Participants maneuvered a rat image through a circular region on the computer screen to find a hidden target platform, blending aspects of two well-known spatial tasks. Like the Morris water maze task, participants first experienced a series of learning trials before having to navigate to the hidden target platform from different locations and orientations. Like the dot-location task, they determined the location of a position within a two-dimensional circular region. This procedure provided a way to examine how the number of surrounding cues (1, 2, or 3) affects the memory for spatial location in navigation. Memory performance was better when there were more cues and when targets were close to cues, consistent with the idea that cues bolster fine-grain memory, especially in proximal regions. Early and late measures of bias in memory reflected biases in a direction toward the nearest cue, implicating a cue-based category structure of the navigational space. Collectively, results suggest cue-based spatial memory representations that have been inferred from the dot-location task generalize to a navigation task within a simple, computer-based environment, as demonstrated by the good fits of the spatial model developed for the dot-location task (Fitting, Wedell, & Allen, 2005, 2007).
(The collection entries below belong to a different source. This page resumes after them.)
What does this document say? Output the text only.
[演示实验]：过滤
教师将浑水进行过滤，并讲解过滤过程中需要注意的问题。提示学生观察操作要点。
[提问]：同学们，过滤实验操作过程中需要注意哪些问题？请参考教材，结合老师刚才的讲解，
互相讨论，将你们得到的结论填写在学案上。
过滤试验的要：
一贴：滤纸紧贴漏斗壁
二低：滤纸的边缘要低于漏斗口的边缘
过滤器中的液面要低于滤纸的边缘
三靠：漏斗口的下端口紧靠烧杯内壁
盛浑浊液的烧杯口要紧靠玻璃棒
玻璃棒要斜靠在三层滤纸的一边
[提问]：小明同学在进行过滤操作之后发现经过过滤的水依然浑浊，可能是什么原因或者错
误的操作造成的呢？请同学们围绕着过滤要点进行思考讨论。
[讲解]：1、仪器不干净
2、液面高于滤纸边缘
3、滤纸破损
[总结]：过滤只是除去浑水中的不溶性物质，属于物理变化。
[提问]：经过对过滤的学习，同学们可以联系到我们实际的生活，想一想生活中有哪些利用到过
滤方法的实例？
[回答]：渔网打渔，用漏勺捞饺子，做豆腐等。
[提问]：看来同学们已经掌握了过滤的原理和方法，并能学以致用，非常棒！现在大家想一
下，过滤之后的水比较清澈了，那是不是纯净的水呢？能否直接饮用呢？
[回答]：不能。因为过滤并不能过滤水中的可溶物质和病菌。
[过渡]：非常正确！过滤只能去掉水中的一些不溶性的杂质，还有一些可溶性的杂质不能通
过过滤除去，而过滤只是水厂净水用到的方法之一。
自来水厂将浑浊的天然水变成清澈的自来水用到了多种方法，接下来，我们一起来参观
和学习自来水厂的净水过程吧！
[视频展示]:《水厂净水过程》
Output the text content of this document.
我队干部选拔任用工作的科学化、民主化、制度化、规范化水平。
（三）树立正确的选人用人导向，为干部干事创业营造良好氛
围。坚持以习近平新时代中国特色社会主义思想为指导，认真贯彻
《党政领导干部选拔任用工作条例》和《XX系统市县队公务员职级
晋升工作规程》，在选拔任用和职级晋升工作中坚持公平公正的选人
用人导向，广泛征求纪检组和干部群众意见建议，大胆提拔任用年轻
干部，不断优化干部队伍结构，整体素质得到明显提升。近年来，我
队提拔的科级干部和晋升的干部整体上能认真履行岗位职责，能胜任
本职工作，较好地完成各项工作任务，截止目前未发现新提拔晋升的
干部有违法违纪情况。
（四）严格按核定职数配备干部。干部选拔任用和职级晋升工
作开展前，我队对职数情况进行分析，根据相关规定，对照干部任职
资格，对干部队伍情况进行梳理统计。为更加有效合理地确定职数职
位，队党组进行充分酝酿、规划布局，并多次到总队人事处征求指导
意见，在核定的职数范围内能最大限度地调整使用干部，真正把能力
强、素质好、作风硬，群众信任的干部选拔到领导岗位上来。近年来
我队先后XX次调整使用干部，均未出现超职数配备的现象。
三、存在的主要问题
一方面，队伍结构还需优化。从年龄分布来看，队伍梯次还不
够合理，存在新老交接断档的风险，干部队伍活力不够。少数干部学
Cue usage in memory for location when orientation is fixed

In previous research, it was demonstrated that including one or three cues surrounding a circular field had no effect on spatial memory for dot locations when the field's orientation was fixed, but that there were very large effects when orientation varied across trials (Fitting, Wedell, & Allen, 2007). In four new experiments, we explored the use of external cues in the fixed orientation environment, using 0, 4, 8, or 24 cues and manipulating task difficulty. In Experiments 1-3, the angular bias data supported the use of four quadrant-based prototypes regardless of cue condition, but there were clear cue effects on radial prototype locations. Increasing the number of cues enhanced accuracy of spatial memory for targets closer to cues. In Experiment 4, we severely challenged memory by using multiple targets and a filled delay before estimation. Doing so demonstrated an effect of cues on the categorical structuring of memory. Collectively, findings indicate that when orientation is fixed, cues bolster fine-grain memory, but that they only alter the default categorical scheme when memory demands are high.